The Good News is that Mediocrity is Very, Very Cheap

Well, we don't have much money left to do this. Maybe we can salvage something we have already?"

This is how the conversation began with a client last year. He
was creating a community web site and needed it to have an overall
visual theme that resonated with a very select group. He already had a
great logo, but he wanted to use graphical buttons and icons that would
tie everything together. About 100 icons, in fact.

Crafting over a hundred icons that create an instant response
to help visually guide members through a web site sounded like a really
fun project. It was also a very tall order. And that's when we started
talking about the budget.

My client knew the value of the graphics he needed and was
willing to pay for the best he could get. It was that tiny, nagging
"able" part that was getting in his way. As we talked more about the
project, he revealed to me his struggles in getting his site created.

A Nightmare is Born

He explained to me how early on he set out to save some capital
so he would have something left over "in case of emergency." He didn't
want to skimp on quality, but like most smart business people, he wanted
to find the lowest cost possible. Makes sense.

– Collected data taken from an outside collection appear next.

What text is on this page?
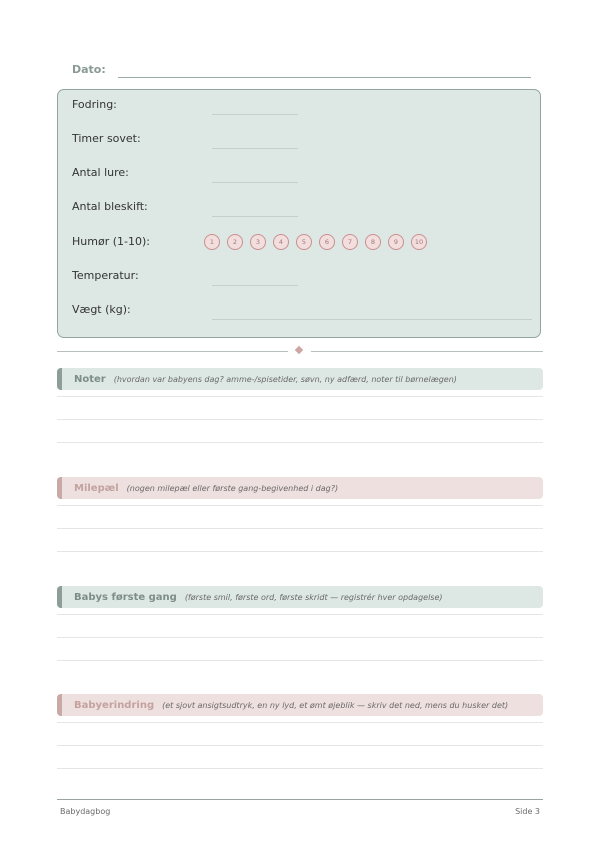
Dato:
Fodring:
Timer sovet:
Antal lure:
Antal bleskift:
Humør (1-10):	1	2	3	4	5	6	7	8	9	10
Temperatur:
Vægt (kg):
Noter (hvordan var babyens dag? amme-/spisetider, søvn, ny adfærd, noter til børnelægen)
Milepæl (nogen milepæl eller første gang-begivenhed i dag?)
Babys første gang (første smil, første ord, første skridt — registrér hver opdagelse)
Babyerindring (et sjovt ansigtsudtryk, en ny lyd, et ømt øjeblik — skriv det ned, mens du husker det)
Babydagbog	Side 3
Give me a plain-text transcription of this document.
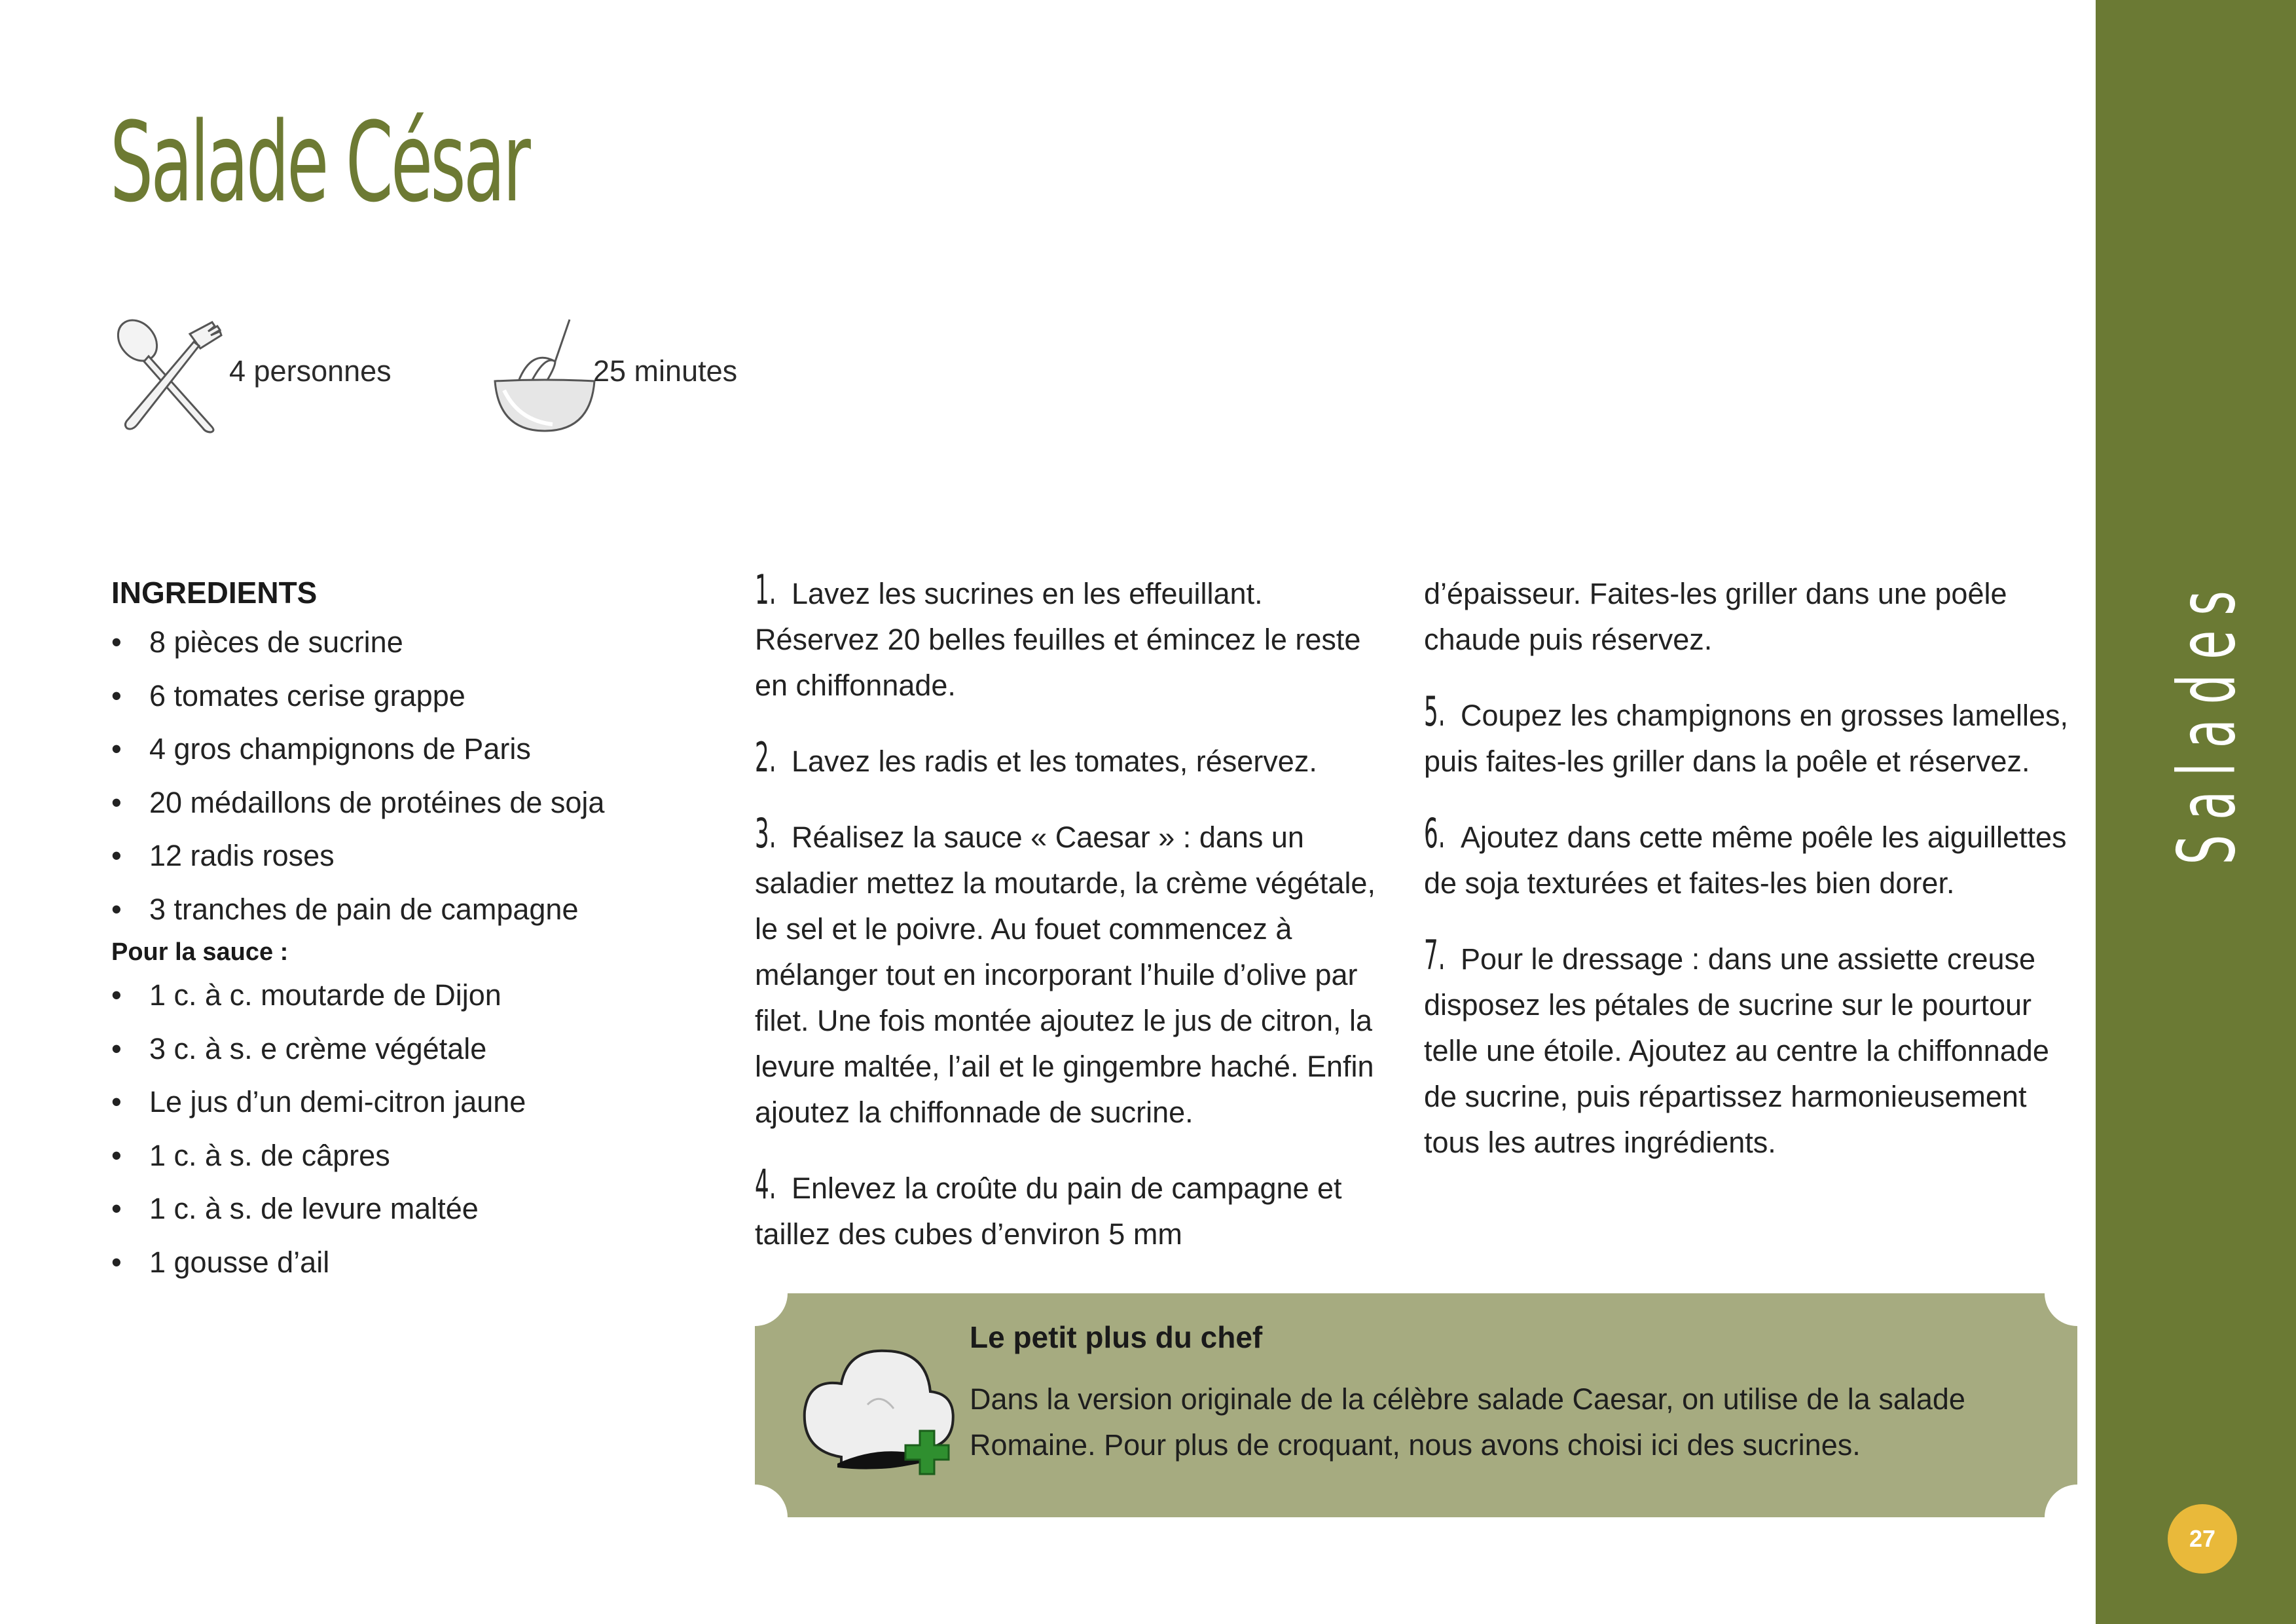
Salade César
4 personnes	25 minutes
INGREDIENTS
• 8 pièces de sucrine
• 6 tomates cerise grappe
• 4 gros champignons de Paris
• 20 médaillons de protéines de soja
• 12 radis roses
• 3 tranches de pain de campagne
Pour la sauce :
• 1 c. à c. moutarde de Dijon
• 3 c. à s. e crème végétale
• Le jus d’un demi-citron jaune
• 1 c. à s. de câpres
• 1 c. à s. de levure maltée
• 1 gousse d’ail

1. Lavez les sucrines en les effeuillant. Réservez 20 belles feuilles et émincez le reste en chiffonnade.

2. Lavez les radis et les tomates, réservez.

3. Réalisez la sauce « Caesar » : dans un saladier mettez la moutarde, la crème végétale, le sel et le poivre. Au fouet commencez à mélanger tout en incorporant l’huile d’olive par filet. Une fois montée ajoutez le jus de citron, la levure maltée, l’ail et le gingembre haché. Enfin ajoutez la chiffonnade de sucrine.

4. Enlevez la croûte du pain de campagne et taillez des cubes d’environ 5 mm

d’épaisseur. Faites-les griller dans une poêle chaude puis réservez.

5. Coupez les champignons en grosses lamelles, puis faites-les griller dans la poêle et réservez.

6. Ajoutez dans cette même poêle les aiguillettes de soja texturées et faites-les bien dorer.

7. Pour le dressage : dans une assiette creuse disposez les pétales de sucrine sur le pourtour telle une étoile. Ajoutez au centre la chiffonnade de sucrine, puis répartissez harmonieusement tous les autres ingrédients.

Le petit plus du chef
Dans la version originale de la célèbre salade Caesar, on utilise de la salade Romaine. Pour plus de croquant, nous avons choisi ici des sucrines.
Salades
27
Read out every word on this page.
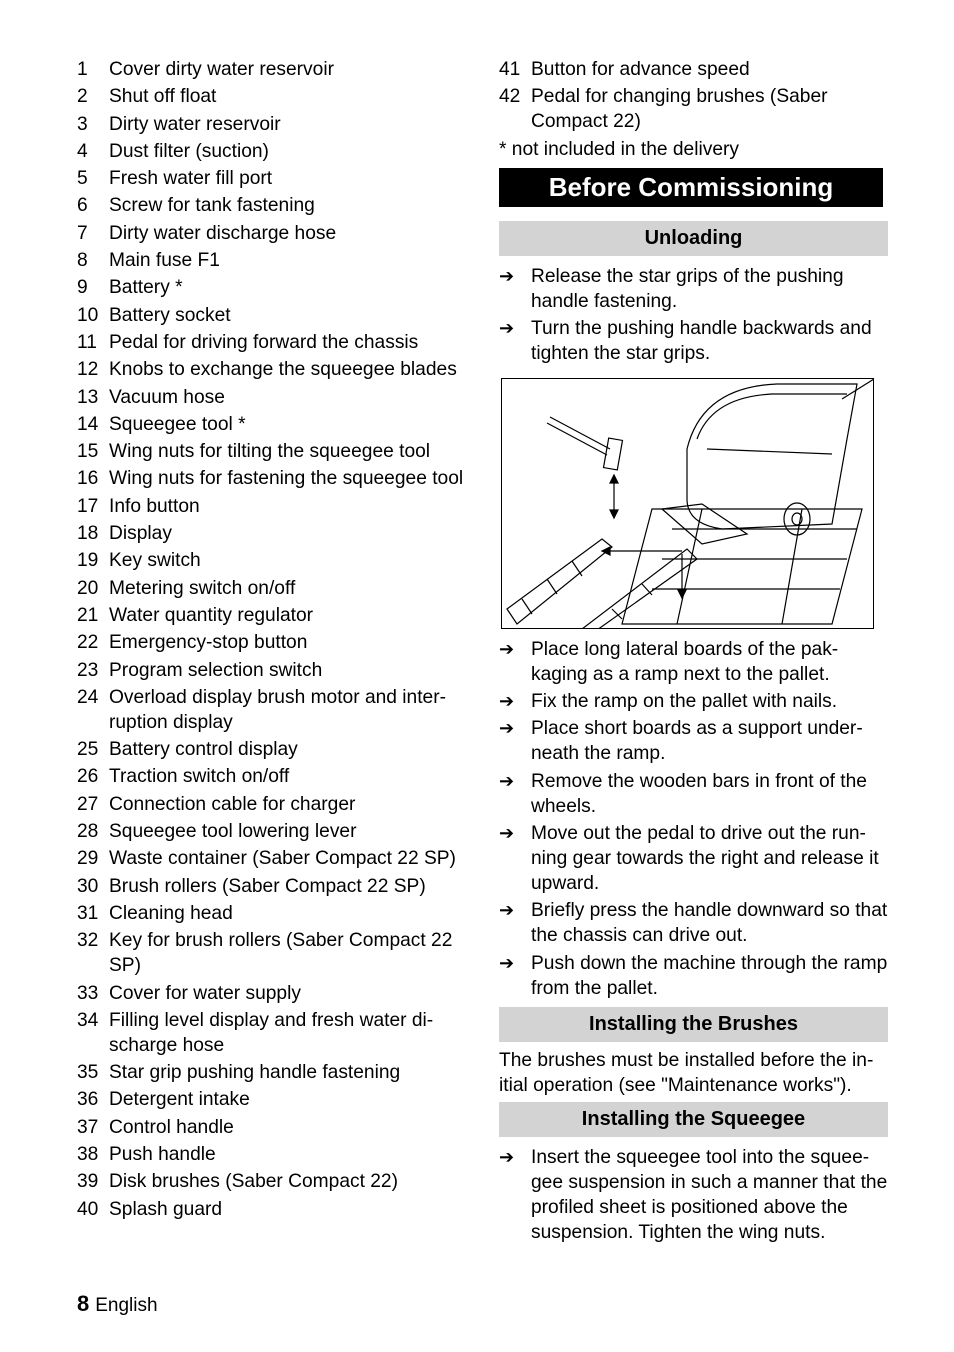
1	Cover dirty water reservoir
2	Shut off float
3	Dirty water reservoir
4	Dust filter (suction)
5	Fresh water fill port
6	Screw for tank fastening
7	Dirty water discharge hose
8	Main fuse F1
9	Battery *
10 Battery socket
11 Pedal for driving forward the chassis
12 Knobs to exchange the squeegee blades
13 Vacuum hose
14 Squeegee tool *
15 Wing nuts for tilting the squeegee tool
16 Wing nuts for fastening the squeegee tool
17 Info button
18 Display
19 Key switch
20 Metering switch on/off
21 Water quantity regulator
22 Emergency-stop button
23 Program selection switch
24 Overload display brush motor and inter-ruption display
25 Battery control display
26 Traction switch on/off
27 Connection cable for charger
28 Squeegee tool lowering lever
29 Waste container (Saber Compact 22 SP)
30 Brush rollers (Saber Compact 22 SP)
31 Cleaning head
32 Key for brush rollers (Saber Compact 22 SP)
33 Cover for water supply
34 Filling level display and fresh water di-scharge hose
35 Star grip pushing handle fastening
36 Detergent intake
37 Control handle
38 Push handle
39 Disk brushes (Saber Compact 22)
40 Splash guard
41 Button for advance speed
42 Pedal for changing brushes (Saber Compact 22)
* not included in the delivery
Before Commissioning
Unloading
➔ Release the star grips of the pushing handle fastening.
➔ Turn the pushing handle backwards and tighten the star grips.
➔ Place long lateral boards of the pak-kaging as a ramp next to the pallet.
➔ Fix the ramp on the pallet with nails.
➔ Place short boards as a support under-neath the ramp.
➔ Remove the wooden bars in front of the wheels.
➔ Move out the pedal to drive out the run-ning gear towards the right and release it upward.
➔ Briefly press the handle downward so that the chassis can drive out.
➔ Push down the machine through the ramp from the pallet.
Installing the Brushes
The brushes must be installed before the in-itial operation (see "Maintenance works").
Installing the Squeegee
➔ Insert the squeegee tool into the squee-gee suspension in such a manner that the profiled sheet is positioned above the suspension. Tighten the wing nuts.
8 English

So he posted the project on a freelancer site and started
accepting bids. When he saw some reasonably good art at a dirt cheap
price, he jumped. The "artist" was actually a company in Southeast Asia
that employed several artists. They could keep their rates at the price
of an Andes mint and bang out work faster than you can eat one.

It sounded like the perfect solution to my guy. Then the phone calls came. 

Around 2:00 every morning, the company would call my client to
talk about the work. The fact that he was in Texas didn't seem to mean a
lot to them. That was their schedule. So he bit the bullet and arranged
his schedule around theirs. 

At 2:00 AM, I have a hard time explaining anything to English
speakers. My friend had the unique opportunity to learns bits and pieces
of a new language, as well as teach some English. Getting across a
simple concept took hours.

Then the graphics came back. They were sort of, almost, pretty
close to being on target, which would be awesome if my client was
building a sort of, almost, pretty good web community. He wasn't. He
wanted to be on the same level with the best sites on the Internet, but
it looked like he was going to fall short of that goal.

The realization built slowly because he tried to keep working
with the same company to get it right. He spent over half his original
budget on graphics he ultimately would never use. Plus, the time to
launch was coming up fast.

Yes, ouch. When he shared this with me I felt terrible for him.
I'm a soft-hearted kind of a guy, but since I can't work for free
without starving to death, we had to work out some very unique solutions
with his remaining budget. So that 30-second flash animation with six
characters? Well, some things had to wait until funds were available. In
the end he actually got more than just the icons, of which we created
over a hundred.

The Moral

Lest you think my moral is about not working with Asian
graphics firms, or posing your project on a bid site, or staying up
late, let me assure you that all those things can be little magic carpet
rides of sweetness.

My client's mistake wasn't in trying to get his graphics for a
low price. If that were true, I wouldn't automatically navigate to the
hidden sale rack at Nordstrom. Everybody wants to save money somehow.
We're business people, we do it better.

Let me let you in on a little secret. Creating graphics is easy
for people who have the skills. Easy. Like riding a bike easy. Most
artists I know can whip out simple graphics with a bowl of Ramen noodles
in one hand (because that's how we're trained).

The value of graphics – or, for that matter good copy writing,
web development, or brochure layout is not solely in the execution of
the work. What you should look for when hiring a creative service is
someone who gets you. Who gets your thing. Who gets what you want to do
beyond the obvious task you're assigning.

Where a real creative service provider spends most of their
time is thinking. We're thinking about you and your thing. A lot.
Sometimes we're thinking about you as we fall asleep. In the shower. At
breakfast when our two-year old knocks over the corn flakes we're
jotting that down as a potential concept – before we're cleaning it up.

It's the end result of those constant ruminations while we're
"off the clock" that you're paying for. We're thinking about all those
things that you may not even know are considerations, like CMYK vs RGB,
raster vs vector, adaptability to other marketing materials, output
cost, will another developer need to work with the code at a later date?

This is the stuff that saves you money later.

Choosy or Floozy?

Okay, I just did that to rhyme and be goofy. You caught me. My point is that when you need a creative service, you should be choosy.
You should be able to talk to a human about your project. Posting
parameters to a bid site can be a good way to price shop, but you
absolutely should be able to talk with a person on the phone to see if
they understand what you really need.

Sometimes you need less than you think. You could save money by
being connected to someone who actually cares about giving you the right thing and not just a thing.

Save your money. Get your stuff as cheap as possible. Just do it smart.